To break this book down to the very basics (not easy to do, trust me) it could be called a very thorough examination of human sexuality throughout our evolution. It starts right at the beginning of time, and speaks at great length about how sexual beliefs and practices have come to be through the ages. It examines countless other cultures, which I enjoyed a great deal. Books that are completely based on western culture and then claim to represent humans the world over irritate me. This is not one of those books.
It has an excellent balance of speculative versus factual information. The flow of the book is easy to understand and it’s organized chronologically. It also remained very neutral on subjects such as monogamy/non-monogamy, which was refreshing. I know that sometimes books claim to be neutral, and yet you can sense a sort of ‘tone’ about the writing that hints subtle preferences or agreement with one or the other. Not so with this book. In fact it’s almost entirely devoid of emotion, clearly wanting to stick to the scientific analysis, rather than taking a moral stance.
It was incredibly interesting to learn about how early humans related to each other, and how our mating practices came into being. It also taught me a great deal about marriage and how monogamy came into practice (like most primates, early humans were very likely not monogamous).

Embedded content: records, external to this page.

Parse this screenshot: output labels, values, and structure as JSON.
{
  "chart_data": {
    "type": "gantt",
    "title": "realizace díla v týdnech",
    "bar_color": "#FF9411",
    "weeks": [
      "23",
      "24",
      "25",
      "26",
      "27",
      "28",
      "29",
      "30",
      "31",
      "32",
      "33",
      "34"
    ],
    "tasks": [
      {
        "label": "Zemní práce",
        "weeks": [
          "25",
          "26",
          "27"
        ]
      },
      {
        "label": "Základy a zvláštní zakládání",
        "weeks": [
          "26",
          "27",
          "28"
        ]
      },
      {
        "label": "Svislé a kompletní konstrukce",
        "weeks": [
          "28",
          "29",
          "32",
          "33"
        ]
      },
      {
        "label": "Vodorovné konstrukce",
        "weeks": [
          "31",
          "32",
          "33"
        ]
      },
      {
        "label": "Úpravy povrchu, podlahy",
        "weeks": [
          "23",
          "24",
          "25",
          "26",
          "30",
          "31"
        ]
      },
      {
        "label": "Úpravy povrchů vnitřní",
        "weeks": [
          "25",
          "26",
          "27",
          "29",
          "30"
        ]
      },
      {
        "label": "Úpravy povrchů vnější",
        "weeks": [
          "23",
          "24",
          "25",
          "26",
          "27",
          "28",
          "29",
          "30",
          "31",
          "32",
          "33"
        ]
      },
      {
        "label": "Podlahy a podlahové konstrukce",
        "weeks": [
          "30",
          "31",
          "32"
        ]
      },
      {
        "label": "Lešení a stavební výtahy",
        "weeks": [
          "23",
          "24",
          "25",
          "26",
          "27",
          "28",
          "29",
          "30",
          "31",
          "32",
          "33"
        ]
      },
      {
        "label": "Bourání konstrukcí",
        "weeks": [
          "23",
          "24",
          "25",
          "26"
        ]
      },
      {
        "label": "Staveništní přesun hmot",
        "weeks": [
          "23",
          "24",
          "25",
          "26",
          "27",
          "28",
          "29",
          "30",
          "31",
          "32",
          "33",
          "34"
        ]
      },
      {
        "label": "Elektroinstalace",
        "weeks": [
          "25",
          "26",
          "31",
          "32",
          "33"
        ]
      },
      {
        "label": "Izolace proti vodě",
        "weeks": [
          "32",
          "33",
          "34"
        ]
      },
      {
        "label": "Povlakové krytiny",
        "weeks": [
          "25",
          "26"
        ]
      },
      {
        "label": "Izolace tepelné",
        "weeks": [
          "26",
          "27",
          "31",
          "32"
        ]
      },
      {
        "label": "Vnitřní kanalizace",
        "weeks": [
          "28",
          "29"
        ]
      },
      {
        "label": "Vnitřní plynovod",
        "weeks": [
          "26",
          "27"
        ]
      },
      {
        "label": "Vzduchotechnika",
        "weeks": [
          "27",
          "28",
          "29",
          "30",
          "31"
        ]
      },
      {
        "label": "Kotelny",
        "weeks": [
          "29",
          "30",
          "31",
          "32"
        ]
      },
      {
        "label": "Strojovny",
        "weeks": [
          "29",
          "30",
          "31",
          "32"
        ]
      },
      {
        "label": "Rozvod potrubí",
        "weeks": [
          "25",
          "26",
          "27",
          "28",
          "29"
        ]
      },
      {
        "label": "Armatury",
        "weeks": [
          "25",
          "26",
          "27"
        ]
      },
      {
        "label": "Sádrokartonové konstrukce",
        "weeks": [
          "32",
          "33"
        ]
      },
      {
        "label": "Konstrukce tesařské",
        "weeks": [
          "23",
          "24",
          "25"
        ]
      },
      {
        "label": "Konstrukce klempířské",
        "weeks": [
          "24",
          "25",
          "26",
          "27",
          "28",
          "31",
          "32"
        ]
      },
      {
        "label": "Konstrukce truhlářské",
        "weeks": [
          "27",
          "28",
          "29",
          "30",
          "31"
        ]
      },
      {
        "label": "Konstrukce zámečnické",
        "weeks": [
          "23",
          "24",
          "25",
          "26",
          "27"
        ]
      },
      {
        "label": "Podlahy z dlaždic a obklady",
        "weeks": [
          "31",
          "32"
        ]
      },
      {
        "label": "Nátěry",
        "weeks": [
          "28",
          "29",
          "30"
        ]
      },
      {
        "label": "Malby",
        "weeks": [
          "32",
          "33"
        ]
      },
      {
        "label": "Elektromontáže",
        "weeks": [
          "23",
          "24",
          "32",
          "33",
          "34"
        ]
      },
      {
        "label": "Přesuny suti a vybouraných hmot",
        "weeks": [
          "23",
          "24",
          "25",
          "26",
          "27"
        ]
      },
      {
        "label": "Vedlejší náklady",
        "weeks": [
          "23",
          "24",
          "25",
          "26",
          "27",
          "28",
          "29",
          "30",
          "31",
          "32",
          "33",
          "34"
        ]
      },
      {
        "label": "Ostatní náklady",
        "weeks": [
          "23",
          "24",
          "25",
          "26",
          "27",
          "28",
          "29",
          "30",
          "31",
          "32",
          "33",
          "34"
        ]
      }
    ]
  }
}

Without revealing too much of ‘good parts’ it certainly makes one think a great deal about our society. Sexuality, relations between men and women, and our commonly held beliefs about monogamy and marriage seem to be coming full circle. I think that as men and women come to depend on each other less and less for financial security and reasons related to material things, we will see a return to more ‘natural’ patterns of relationships.
Actually, I can’t come up with a single negative comment on this book. It completely exceeded all of my expectations.
If you enjoy being challenged mentally, and find history and evolutionary theories interesting, give this book a read. I promise you won’t be disappointed.